Gimió y se retorció por la impresión del cambio de temperatura. Ahora está mucho mejor, le susurró. Así es como te quería tener. Las piernas intentaban por todos los medios cerrarse sobre sí, pero la barra lo impedía así que, el único movimiento posible era serpentear sobre el agua intentando de esa manera que la montaña de hielo fuese cayendo a los lados de su cuerpo. Parecía una buena idea. Sin embargo, se dio cuenta de que así lo único que conseguía era que el agua, que se estaba templando con el calor de su cuerpo, volviese a estar a punto de congelarse. Además, trozos afilados de hielo comenzaron a clavarse en la piel como agujas incandescentes. Fue ahí cuando comenzó a temblar.

¿Te gusta el fuego? Es una pregunta estúpida, lo sé. Te gusta. Sacó de su bolsillo un Zippo que colocó entre la barra que separaba las piernas y su coño. Una distancia que él creyó suficiente. El clic de la tapadera se clavó en los oídos. El rasgar de la rueda y el olor a gasolina. Después el calor de la llama, lejano, empezó a calentar lo labios empapados. Él se tumbó boca abajo, delante de aquel fuego que bailaba entre las piernas, apoyado en sus brazos cruzados. Comenzó a soplar, acercando la llama y el calor hasta los labios que se iban tornando del rosado al morado.

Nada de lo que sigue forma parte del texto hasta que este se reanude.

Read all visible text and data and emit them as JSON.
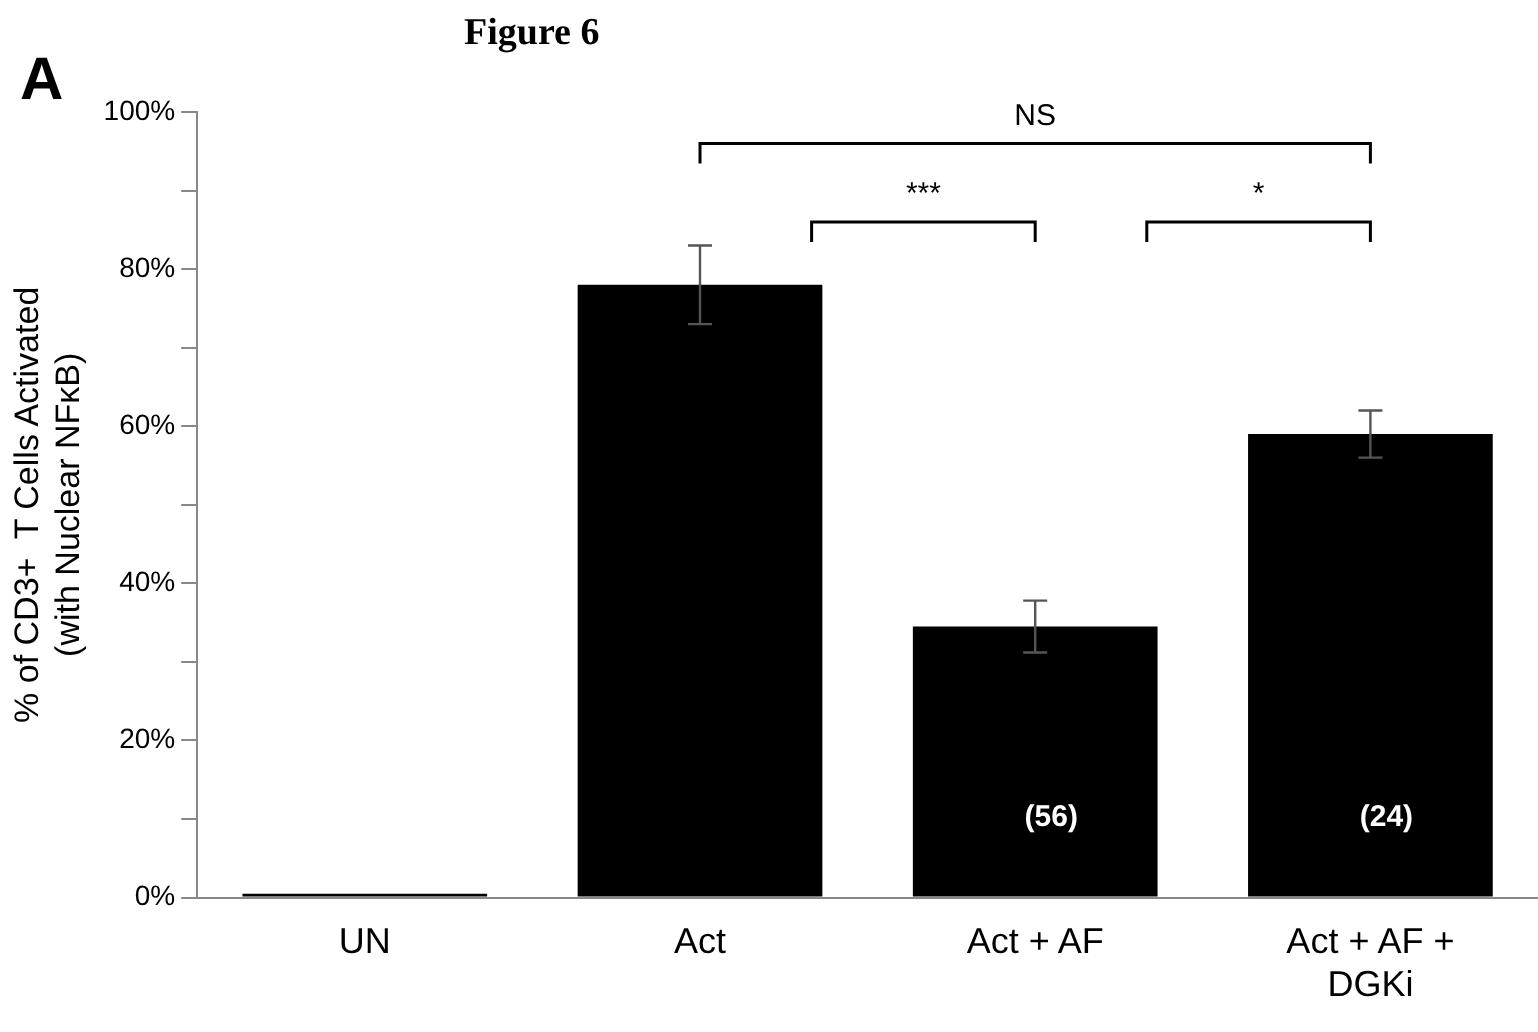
{
  "chart_data": {
    "type": "bar",
    "title": "Figure 6",
    "ylabel": "% of CD3+  T Cells Activated\n(with Nuclear NFκB)",
    "categories": [
      "UN",
      "Act",
      "Act + AF",
      "Act + AF + DGKi"
    ],
    "values": [
      0.5,
      78,
      34.5,
      59
    ],
    "errors": [
      null,
      5,
      3.3,
      3
    ],
    "color": "#000000",
    "ylim": [
      0,
      100
    ],
    "yticks": [
      {
        "value": 0,
        "label": "0%"
      },
      {
        "value": 10,
        "label": null
      },
      {
        "value": 20,
        "label": "20%"
      },
      {
        "value": 30,
        "label": null
      },
      {
        "value": 40,
        "label": "40%"
      },
      {
        "value": 50,
        "label": null
      },
      {
        "value": 60,
        "label": "60%"
      },
      {
        "value": 70,
        "label": null
      },
      {
        "value": 80,
        "label": "80%"
      },
      {
        "value": 90,
        "label": null
      },
      {
        "value": 100,
        "label": "100%"
      }
    ],
    "annotations": [
      "A",
      "NS",
      "***",
      "*",
      "(56)",
      "(24)"
    ],
    "grid": false,
    "legend": false
  }
}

La piel lívida por el frío del agua y del hielo. En cada soplido, daba vida a esa parte del cuerpo tan especial. Pasaba del morado al rosa cada vez que la llama se acercaba. Cada soplido era más prolongado y el contraste era cada vez mayor. Cuando se cansó de aquello, acercó el zippo un poco más y con él la llama. Frío en el cuerpo y el temblor controlado para no quemarse, para no perderse. Ahora él soplaba con más ligereza, pero mucho más rápido. De vez en cuando alargaba el brazo y golpeaba los pezones como si chasquease los dedos. El grito se ahogaba al mismo tiempo que la llama quemaba su coño.

El tiempo se detuvo y el hielo se fue derritiendo cada vez más despacio. El frío atemperaba los espasmos y el combustible se fue apagando poco a poco. Cuando la flama se perdió en la oscuridad se quitó la ropa y se tumbó sobre ella devolviendo en un instante el ímpetu al sentirle tan caliente entrando en su propio fuego.

Te gusta el calor y te gusta el frío. Te gusta el fuego. Te gusta.